İslam Hukuku, bazılarının iddia ettikleri gibi donmuş, katı ve günümüz meselelerine uygulanması mümkün olmayan bir hukuk sistemi değil, dünya ve ahiret hayatının her safhasında ortaya çıkabilecek meseleleri çözebilen, günlük hayatın sorunları karşısında mutlaka bir çözüm getirebilen, özünde insanlığın problemlerini çözebilme yeteneği taşıyan adil bir hukuk sistemidir.
Doğuşundan bugüne on dört asırdır uygulandığı bütün toplumlara adalet, güven, refah ve saadet getiren bu hukuk sistemi, bugün ve yarın da insanlığın ihtiyacı olan özü içinde barındıran tek sistemdir. Taşıdığı bu büyük güç kaynağındaki Vahiy'den gelmektedir. Başka bir deyişle, o yüce sistemin kaynağı Allah Teala'dır. Bu itibarla, beşeri sistemlerin ilahi adalet nizamıyla boy ölçüşmesi mümkün değildir. Zira insanlar, beşeri ihtiyaçlarını yaratıcılarından daha iyi bilemezler.
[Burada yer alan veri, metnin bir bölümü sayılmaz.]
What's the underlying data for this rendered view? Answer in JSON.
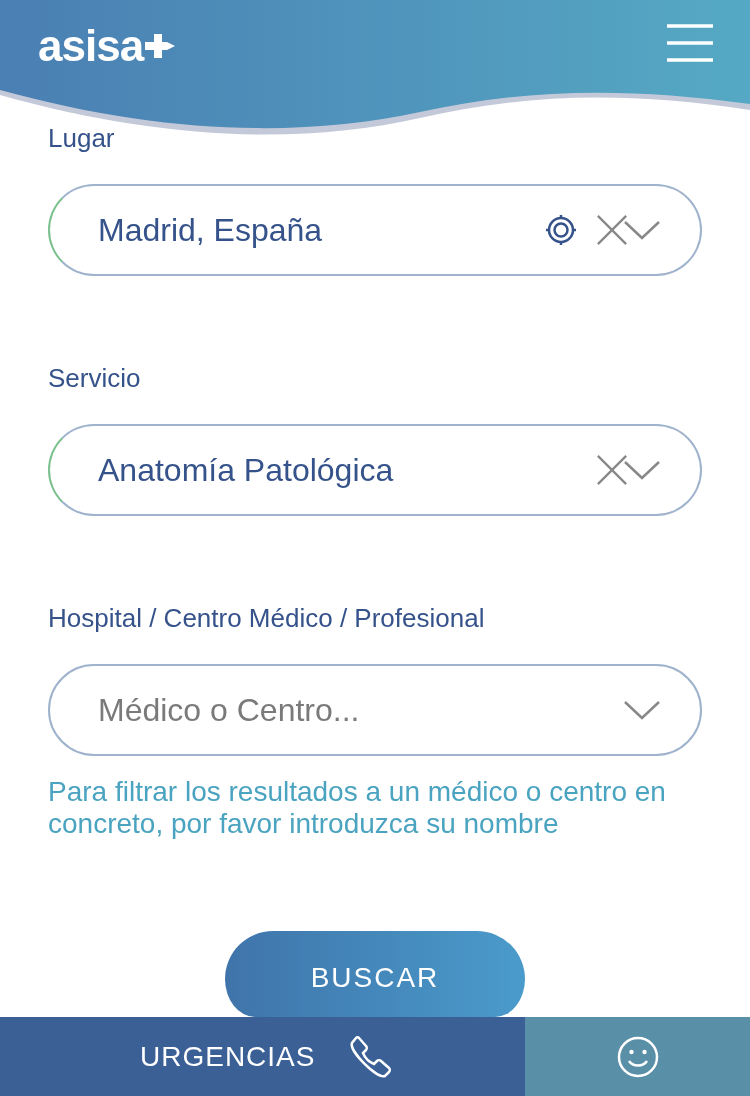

Elinizdeki çalışmada yazar, İslam hukukunun kaynaklarından olan "örf ve adet"in İslam hukukundaki önemini vurgularken, geleneklerin hukuktaki yerini ve meşruiyet kazanabilmesi için gerekli şartların neler olduğunu araştırmaktadır. Konunun daha iyi kavranabilmesi için, İslam'dan önce "cahiliye dönemi" denilen zamanda yaşayan insanların ve özellikle Arapların gelenekleri anlatılarak bunlar karşısında İslam'ın aldığı tavır belirtilmektedir.